Salmon is healthy and very tasty. This dish is a wonderful choice for lunch. The blueberries and mango bring extra lovely flavor to the pasta and the salmon.
All my recipes are for 2 servings.
- 1/2 cup (120 ml) penne pasta
- 1 teaspoon salt for the pasta water
- 8 oz (225 g) skinless salmon fillet
- 2 tbsp olive oil
- 1/2 teaspoon salt for the fish
- 1/2 teaspoon dried thyme
- 1 teaspoon lemon pepper (salt-free)
- 10 mini plum tomatoes
- 4 tbsp blueberries
- 2 tbsp mango chunks
- 1/2 lemon
- 2 tbsp low-fat sour cream
- 1/2 teaspoon chili paste
- 12 small capers
How to prepare:
Cook the pasta according to the instructions on the package.
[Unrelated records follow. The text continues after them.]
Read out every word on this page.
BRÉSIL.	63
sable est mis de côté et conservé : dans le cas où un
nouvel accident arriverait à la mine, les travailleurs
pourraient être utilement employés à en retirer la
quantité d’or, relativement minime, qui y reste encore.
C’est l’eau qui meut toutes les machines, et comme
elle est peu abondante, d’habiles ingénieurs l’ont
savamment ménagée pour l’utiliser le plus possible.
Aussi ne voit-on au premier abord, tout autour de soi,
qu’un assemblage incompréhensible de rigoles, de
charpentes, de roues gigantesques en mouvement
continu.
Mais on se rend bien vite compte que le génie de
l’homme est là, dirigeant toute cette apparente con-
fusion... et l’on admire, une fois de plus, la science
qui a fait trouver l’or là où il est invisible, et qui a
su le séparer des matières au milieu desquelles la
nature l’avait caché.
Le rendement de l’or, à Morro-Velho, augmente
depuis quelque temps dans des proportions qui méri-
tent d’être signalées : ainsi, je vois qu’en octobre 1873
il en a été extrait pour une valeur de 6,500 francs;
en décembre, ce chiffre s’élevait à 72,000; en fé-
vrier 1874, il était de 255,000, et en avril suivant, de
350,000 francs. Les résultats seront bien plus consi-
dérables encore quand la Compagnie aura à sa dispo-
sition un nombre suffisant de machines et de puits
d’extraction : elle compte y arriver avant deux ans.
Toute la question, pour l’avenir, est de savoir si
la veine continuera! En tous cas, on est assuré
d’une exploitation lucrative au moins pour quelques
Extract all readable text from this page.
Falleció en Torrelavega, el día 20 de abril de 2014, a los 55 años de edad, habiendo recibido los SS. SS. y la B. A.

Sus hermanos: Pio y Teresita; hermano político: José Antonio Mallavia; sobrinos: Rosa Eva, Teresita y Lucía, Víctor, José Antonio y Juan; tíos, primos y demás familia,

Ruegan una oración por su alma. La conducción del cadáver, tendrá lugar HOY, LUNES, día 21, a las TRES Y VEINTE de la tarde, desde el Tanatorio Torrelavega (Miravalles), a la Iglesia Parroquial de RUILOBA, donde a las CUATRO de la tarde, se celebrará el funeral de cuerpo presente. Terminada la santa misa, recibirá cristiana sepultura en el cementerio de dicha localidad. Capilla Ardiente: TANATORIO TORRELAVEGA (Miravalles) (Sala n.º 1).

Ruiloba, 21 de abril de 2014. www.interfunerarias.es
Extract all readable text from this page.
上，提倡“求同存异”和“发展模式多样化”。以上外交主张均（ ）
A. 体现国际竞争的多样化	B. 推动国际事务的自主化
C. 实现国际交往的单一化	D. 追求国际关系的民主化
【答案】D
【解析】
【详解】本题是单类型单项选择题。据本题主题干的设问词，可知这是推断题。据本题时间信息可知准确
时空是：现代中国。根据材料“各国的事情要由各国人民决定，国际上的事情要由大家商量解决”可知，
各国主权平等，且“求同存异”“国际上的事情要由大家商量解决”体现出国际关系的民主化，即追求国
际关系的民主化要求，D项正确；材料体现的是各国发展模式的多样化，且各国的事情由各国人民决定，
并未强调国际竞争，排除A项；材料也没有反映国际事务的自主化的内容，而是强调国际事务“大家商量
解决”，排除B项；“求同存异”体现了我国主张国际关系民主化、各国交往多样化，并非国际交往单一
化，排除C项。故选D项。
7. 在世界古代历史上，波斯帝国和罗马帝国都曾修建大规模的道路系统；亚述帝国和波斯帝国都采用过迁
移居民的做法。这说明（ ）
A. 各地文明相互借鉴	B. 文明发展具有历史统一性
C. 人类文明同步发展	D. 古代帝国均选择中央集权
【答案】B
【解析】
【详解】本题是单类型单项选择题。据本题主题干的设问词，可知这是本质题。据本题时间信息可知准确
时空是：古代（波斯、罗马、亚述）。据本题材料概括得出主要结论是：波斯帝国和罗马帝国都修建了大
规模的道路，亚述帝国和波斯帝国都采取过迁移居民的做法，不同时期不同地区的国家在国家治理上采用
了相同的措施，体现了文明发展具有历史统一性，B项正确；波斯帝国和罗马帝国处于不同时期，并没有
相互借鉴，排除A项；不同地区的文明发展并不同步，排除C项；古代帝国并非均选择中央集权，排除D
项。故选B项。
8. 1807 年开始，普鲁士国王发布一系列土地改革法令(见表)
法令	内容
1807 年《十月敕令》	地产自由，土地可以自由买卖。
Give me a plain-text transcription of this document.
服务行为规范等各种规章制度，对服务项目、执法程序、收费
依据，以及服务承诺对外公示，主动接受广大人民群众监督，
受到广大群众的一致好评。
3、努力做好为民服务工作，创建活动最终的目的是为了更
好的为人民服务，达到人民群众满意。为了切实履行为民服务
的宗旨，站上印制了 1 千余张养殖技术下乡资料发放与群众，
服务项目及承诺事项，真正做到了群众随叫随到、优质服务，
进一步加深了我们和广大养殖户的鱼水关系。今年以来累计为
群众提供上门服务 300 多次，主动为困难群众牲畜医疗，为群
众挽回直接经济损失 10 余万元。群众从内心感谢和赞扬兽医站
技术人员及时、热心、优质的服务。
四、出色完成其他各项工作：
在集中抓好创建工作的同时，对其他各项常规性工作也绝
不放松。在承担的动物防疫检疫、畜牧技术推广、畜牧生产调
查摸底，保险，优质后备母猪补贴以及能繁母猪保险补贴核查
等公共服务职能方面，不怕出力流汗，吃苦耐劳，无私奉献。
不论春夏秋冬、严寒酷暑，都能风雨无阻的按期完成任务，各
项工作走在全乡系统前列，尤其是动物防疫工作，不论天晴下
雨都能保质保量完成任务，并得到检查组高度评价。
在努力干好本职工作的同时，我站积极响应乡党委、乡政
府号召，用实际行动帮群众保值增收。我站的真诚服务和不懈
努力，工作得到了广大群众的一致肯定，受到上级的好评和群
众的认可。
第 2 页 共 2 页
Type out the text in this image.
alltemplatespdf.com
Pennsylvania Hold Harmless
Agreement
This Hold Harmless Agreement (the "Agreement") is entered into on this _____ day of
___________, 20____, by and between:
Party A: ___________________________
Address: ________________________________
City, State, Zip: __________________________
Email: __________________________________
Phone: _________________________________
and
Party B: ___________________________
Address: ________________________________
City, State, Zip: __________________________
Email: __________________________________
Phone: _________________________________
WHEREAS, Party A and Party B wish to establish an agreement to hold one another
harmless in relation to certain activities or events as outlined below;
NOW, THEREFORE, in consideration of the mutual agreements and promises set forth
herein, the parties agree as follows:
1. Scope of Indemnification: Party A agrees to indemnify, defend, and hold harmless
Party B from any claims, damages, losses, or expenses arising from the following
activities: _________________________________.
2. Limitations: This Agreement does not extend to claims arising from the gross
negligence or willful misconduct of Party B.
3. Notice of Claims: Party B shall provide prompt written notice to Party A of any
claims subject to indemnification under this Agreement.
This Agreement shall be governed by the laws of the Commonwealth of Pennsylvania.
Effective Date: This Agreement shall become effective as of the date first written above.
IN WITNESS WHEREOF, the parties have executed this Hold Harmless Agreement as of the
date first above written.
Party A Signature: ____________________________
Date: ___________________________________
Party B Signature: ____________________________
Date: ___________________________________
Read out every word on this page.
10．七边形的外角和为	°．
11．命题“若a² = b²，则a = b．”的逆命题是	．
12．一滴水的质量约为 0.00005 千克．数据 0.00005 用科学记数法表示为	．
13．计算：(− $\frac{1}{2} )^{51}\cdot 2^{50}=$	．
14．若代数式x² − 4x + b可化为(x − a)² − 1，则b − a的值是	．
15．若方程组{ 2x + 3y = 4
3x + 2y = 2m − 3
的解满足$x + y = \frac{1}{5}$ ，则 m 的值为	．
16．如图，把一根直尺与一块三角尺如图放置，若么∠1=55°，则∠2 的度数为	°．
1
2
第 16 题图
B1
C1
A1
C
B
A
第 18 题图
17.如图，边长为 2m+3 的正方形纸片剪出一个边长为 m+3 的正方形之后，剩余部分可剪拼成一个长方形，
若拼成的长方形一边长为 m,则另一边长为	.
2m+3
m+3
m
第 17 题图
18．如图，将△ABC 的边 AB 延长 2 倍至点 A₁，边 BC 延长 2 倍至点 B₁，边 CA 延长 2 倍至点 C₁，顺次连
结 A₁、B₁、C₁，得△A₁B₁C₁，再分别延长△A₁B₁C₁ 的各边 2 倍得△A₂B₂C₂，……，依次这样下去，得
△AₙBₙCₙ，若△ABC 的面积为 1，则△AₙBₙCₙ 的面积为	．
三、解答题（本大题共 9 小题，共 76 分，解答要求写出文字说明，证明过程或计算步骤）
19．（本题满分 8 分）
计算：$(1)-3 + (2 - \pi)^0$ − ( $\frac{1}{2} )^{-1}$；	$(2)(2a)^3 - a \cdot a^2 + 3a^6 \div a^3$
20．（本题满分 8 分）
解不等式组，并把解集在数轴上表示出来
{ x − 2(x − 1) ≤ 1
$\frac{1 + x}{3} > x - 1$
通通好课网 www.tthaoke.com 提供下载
Cut the salmon fillet into 1” slices. Heat up a non-stick frying pan to medium heat and cook the fish in oil for 2 minutes. Lower the temperature, turn the fillet and cook for 3 minutes. Season with salt, thyme and lemon pepper. Wash the tomatoes. Cut the mango into small chunks. Mix sour cream with chili and capers.
Drain the pasta and divide it between two plates. Add salmon on the pasta. Season with lemon juice. Add tomatoes, mango and blueberries on both plates. Decorate the salmon with the lovely sour cream mixture.